Das posições assumidas sobre a matéria por Jorge Miranda e Rui Medeiros (Constituição Portuguesa
Anotada, Tomo II, Coimbra Editora, 2006), e Gomes Canotilho e Vital Moreira (Constituição da República
Portuguesa Anotada, Vol. II, Wolters Kluwer, Portugal, Coimbra Editora, 2010), relevam as seguintes
considerações:
a) na autorização legislativa não há transferência ou alienação de poderes. A Assembleia da República não
cede faculdades atribuídas pela Constituição nem renuncia ao seu exercício;
b) a lei de autorização tem de definir tanto o objecto como a extensão da autorização — autorizações em
branco ou globais subverteriam a distribuição constitucional de competências;
c) a cada matéria ou segmento de matéria objecto de autorização não pode corresponder mais que um
acto legislativo do Governo;
d) a lei de autorização tem de definir o sentido da autorização, isto é, o objectivo e a orientação
fundamental a seguir pelo decreto-lei ou pelo decreto autorizado;
e) a autorização legislativa não só cessa com o termo da legislatura, a dissolução e a demissão como não
se transmite ou renova automaticamente com a nomeação de um novo governo ou a eleição de uma nova
Assembleia da República;
f) a autorização legislativa não pode ser para todo o tempo ou por tempo indeterminado, sob pena de se
destruir a regra da reserva de competência;
g) a autorização tem de ser, pelo mesmo motivo, por um tempo relativamente curto, pelo tempo adequado
e necessário e se esse tempo não for suficiente poderá ser prorrogada;
h) é questão duvidosa a de saber se a autorização legislativa exige lei autónoma ou se pode ser incluída
em leis materiais. Com excepção do teor literal do n.º 2 do artigo 165.º nada parece impedir a segunda
hipótese, desde que as normas autorizantes preencham os requisitos constitucionais de autorização
(delimitação material e temporal);
i) não é obrigatório que a autorização seja acompanhada de um projecto do futuro decreto-lei, mas ela não
pode ser um «cheque em branco».
Atento o conteúdo da proposta de lei n.º 19/XII (1.ª), estamos, de facto, perante uma autorização legislativa
que desrespeita vários dos limites impostos pelas normas constitucionais.

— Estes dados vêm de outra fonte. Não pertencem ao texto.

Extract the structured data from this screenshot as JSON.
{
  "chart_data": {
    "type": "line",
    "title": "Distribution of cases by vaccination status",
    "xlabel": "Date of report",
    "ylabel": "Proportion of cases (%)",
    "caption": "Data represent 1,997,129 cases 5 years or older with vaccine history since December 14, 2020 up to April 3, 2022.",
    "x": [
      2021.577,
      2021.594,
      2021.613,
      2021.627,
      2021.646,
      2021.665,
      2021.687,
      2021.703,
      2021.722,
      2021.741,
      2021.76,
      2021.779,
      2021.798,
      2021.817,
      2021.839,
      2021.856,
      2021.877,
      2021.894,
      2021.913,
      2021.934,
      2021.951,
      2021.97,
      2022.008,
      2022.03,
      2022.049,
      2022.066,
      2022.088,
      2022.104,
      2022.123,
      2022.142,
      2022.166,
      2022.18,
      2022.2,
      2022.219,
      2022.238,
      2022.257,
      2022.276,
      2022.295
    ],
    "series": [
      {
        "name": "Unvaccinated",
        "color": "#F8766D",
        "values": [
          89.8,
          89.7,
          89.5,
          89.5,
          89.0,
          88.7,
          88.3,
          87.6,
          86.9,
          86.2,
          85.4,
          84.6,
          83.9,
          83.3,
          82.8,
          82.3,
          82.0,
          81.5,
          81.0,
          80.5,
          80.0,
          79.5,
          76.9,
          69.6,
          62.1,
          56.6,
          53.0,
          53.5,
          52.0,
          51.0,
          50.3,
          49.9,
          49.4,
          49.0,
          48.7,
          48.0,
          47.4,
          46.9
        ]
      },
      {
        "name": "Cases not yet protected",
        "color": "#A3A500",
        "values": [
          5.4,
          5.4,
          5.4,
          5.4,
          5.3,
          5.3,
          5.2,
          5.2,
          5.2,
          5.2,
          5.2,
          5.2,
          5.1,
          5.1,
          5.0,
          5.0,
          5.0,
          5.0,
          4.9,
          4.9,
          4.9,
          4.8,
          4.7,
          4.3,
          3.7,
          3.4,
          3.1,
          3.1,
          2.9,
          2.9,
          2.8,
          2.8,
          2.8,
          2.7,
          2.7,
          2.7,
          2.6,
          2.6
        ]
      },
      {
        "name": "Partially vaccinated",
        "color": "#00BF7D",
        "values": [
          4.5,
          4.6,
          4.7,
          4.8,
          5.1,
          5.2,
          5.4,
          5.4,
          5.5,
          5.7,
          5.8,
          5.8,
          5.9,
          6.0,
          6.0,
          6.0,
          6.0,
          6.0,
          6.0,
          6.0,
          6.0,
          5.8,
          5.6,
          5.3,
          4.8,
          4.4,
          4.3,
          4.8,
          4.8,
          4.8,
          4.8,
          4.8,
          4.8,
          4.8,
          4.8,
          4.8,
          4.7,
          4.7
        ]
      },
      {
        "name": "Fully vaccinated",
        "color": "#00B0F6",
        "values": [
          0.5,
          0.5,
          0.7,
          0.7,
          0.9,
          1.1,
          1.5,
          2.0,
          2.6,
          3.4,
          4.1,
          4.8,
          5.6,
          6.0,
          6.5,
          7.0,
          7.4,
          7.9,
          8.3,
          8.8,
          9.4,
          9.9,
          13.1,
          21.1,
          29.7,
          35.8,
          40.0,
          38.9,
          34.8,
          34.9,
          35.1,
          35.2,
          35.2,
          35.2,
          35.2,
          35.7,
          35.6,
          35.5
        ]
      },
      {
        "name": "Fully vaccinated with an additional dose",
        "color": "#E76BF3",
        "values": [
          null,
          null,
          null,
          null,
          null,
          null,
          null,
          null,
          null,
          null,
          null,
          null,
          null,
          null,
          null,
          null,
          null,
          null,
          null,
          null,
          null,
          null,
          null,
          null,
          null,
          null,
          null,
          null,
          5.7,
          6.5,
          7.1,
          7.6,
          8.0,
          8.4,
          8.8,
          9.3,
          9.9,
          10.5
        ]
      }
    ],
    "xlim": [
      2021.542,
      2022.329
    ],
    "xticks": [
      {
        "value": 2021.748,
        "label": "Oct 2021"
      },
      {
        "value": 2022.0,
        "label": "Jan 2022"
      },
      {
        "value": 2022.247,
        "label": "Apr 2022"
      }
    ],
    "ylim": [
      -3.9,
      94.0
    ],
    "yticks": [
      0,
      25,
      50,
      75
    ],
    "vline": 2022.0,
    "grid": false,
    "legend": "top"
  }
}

A ser aprovada a proposta de lei, tal significaria que o Governo — o actual ou outro que lhe venha a
suceder — ficaria autorizado por tempo indeterminado a alterar, tantas vezes quantas as propostas dos
Conselhos Superiores o permitissem, regras referentes a matéria de reserva relativa de competência
legislativa da Assembleia da República, o que não poderá pois significar menos do que uma proposta de
autorização que subverte a distribuição constitucional de competências.
Além disso, a prática parlamentar de fazer acompanhar a proposta de autorização legislativa do projecto de
decreto autorizado não é cumprida, e compreende-se porquê.
Considerando que se trata de uma proposta de autorização legislativa em branco, cujos exactos termos
apenas seriam definidos por decisão do Governo a partir de proposta fundamentada dos Conselhos
Superiores, torna-se impossível o Governo apresentar à Assembleia da República o projecto de decreto que
pretende ter autorização para publicar mas cujo conteúdo ainda desconhece.